It’s not easy Making Change in a Democracy. It can be from within or without, violent or just complicated, led by heroic individuals or ordinary people, gradual or sudden. This year, John Jay Homestead will welcome three writers who address some of our most tumultuous changes.
Lectures are held in the Ballroom at John Jay Homestead at 7 p.m. Registration begins at 6:30 p.m. with light refreshments. A book signing will follow the lectures.
Frederick Douglass: Prophet of Freedom
David Blight, January 17
This is the long-awaited definitive biography of Frederick Douglass, the escaped slave who became one of the leading intellects and political leaders of his era, often called the “greatest American of the nineteenth Century.” Blight is the Director of the Gilder Lehrman Center for the Study of Slavery, Resistance, and Abolition, at Yale; author or editor of fourteen other books; and winner of multiple awards, including the Bancroft, Lincoln and Frederick Douglass Prizes.

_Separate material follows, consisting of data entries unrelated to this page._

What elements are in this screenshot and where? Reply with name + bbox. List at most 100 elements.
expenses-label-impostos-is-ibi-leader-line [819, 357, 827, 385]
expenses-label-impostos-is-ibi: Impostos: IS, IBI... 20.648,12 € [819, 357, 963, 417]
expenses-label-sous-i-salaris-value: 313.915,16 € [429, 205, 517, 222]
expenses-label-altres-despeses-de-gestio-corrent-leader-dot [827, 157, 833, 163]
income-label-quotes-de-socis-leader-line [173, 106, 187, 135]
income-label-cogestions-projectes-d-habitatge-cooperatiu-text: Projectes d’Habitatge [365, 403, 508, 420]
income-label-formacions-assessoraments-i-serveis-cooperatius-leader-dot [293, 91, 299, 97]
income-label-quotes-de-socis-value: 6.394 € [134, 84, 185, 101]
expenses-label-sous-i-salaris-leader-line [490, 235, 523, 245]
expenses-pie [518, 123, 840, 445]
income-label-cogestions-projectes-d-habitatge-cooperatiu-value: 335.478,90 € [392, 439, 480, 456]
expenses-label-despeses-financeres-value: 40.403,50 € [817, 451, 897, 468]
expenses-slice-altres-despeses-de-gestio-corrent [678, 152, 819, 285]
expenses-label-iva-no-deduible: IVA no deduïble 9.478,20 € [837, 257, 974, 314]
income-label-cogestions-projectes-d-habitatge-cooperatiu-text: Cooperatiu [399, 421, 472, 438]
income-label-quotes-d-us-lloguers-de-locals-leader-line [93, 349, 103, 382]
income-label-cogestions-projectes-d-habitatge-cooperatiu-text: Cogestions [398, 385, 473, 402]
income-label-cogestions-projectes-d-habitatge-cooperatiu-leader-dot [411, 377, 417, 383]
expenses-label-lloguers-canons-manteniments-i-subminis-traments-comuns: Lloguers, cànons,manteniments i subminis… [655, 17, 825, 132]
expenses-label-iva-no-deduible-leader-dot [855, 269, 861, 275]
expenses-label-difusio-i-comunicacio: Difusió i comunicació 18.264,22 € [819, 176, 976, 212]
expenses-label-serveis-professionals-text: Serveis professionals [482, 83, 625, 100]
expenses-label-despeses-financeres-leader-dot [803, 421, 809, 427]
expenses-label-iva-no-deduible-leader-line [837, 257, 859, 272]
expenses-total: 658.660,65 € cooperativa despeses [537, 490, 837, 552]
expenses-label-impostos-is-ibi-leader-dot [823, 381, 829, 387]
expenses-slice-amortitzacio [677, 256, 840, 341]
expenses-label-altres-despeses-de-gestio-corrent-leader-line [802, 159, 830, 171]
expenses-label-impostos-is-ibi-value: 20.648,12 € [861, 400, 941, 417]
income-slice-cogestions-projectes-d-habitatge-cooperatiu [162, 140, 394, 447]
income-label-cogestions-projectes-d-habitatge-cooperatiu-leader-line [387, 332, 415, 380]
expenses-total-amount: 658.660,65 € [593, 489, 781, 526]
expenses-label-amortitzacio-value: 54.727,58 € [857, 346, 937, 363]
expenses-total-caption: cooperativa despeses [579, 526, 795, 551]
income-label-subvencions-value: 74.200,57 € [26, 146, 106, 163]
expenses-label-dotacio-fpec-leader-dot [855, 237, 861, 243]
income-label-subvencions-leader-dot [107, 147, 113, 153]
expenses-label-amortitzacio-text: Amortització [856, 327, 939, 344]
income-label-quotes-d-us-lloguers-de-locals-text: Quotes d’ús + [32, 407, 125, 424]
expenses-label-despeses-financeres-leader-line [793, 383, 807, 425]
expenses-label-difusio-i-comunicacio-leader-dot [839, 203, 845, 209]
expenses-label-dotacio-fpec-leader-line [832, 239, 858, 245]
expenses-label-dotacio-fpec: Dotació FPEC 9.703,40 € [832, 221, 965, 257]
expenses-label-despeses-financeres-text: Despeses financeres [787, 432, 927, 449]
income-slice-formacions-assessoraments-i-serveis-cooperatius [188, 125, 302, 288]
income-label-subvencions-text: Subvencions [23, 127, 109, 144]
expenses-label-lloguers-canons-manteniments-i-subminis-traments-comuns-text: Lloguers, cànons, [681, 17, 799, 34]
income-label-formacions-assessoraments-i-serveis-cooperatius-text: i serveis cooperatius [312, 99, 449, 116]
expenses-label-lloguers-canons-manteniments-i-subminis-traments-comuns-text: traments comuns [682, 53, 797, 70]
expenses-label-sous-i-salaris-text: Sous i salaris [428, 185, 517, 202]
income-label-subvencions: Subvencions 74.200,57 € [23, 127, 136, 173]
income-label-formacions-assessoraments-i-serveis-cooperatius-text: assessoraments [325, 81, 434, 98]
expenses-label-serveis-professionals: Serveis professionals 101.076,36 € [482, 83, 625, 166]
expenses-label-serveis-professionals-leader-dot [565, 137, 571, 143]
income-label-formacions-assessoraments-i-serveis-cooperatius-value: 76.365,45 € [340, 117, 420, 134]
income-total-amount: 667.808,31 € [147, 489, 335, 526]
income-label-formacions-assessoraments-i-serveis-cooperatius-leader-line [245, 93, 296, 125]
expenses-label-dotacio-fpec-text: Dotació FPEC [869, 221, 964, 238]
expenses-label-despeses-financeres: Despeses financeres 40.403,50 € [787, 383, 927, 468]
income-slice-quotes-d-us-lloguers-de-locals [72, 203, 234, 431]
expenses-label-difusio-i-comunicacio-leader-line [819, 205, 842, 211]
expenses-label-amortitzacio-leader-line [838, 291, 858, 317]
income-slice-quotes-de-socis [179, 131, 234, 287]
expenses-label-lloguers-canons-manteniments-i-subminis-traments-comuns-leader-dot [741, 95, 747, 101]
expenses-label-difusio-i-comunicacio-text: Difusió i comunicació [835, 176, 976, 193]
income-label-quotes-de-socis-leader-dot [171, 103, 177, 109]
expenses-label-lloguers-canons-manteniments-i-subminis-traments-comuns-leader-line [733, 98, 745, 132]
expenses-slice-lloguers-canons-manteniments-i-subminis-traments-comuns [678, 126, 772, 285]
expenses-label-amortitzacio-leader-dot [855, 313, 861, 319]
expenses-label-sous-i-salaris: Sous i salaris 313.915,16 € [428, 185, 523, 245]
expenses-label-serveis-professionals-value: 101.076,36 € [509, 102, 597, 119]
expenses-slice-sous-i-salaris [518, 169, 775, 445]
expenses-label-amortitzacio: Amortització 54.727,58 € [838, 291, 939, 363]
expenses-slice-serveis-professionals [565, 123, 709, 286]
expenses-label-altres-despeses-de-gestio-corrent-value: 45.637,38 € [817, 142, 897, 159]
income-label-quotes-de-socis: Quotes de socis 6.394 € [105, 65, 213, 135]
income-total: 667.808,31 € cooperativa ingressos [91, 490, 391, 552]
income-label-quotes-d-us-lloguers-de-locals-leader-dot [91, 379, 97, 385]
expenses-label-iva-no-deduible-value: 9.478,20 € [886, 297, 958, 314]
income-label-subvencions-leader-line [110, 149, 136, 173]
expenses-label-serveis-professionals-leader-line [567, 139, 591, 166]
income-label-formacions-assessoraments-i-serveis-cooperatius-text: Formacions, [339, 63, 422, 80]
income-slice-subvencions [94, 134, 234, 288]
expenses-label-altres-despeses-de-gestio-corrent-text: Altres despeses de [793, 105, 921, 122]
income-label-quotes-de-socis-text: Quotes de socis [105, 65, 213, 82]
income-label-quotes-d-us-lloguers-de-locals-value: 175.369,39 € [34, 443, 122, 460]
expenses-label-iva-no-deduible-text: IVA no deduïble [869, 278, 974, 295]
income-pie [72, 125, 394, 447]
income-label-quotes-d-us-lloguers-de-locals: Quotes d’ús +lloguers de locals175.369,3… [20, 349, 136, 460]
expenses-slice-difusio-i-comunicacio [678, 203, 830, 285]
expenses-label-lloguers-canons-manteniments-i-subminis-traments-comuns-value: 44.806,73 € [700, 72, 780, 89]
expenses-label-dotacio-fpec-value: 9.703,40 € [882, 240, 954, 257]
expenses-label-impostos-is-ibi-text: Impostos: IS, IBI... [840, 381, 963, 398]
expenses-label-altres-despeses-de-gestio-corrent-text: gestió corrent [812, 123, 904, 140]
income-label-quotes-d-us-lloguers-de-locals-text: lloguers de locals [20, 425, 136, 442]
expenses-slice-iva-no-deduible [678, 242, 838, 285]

The Woman’s Hour: The Great Fight to Win the Vote
Elaine Weiss, February 21
Weiss tells the gripping story of the climax of the fight to ratify the 19th Amendment, replete with heroism, skullduggery, and suspense, coordination and conflict with other reform movements, and leadership by individuals famous and less than famous. The book has been optioned by Steven Spielberg’s Amblin Television, to become a movie or limited series. Weiss is also the author of Fruits of Victory: The Woman’s Land Army of America in the Great War.
No Property in Man: Slavery & Antislavery at the Nation’s Founding
Sean Wilentz, March 14
Rather than presenting the Constitution as a cynical political bargain enshrining slavery in the new nation, Wilentz argues that it actually restricted slavery’s legitimacy, and kept alive the eventual possibility of antislavery politics at the national level. Wilentz is the George Henry Davis 1886 Professor of American History at Princeton, author of seven other books and co-author or editor of many more, and the winner of multiple prizes and awards. He is also historian-in-residence at Bob Dylan’s official website.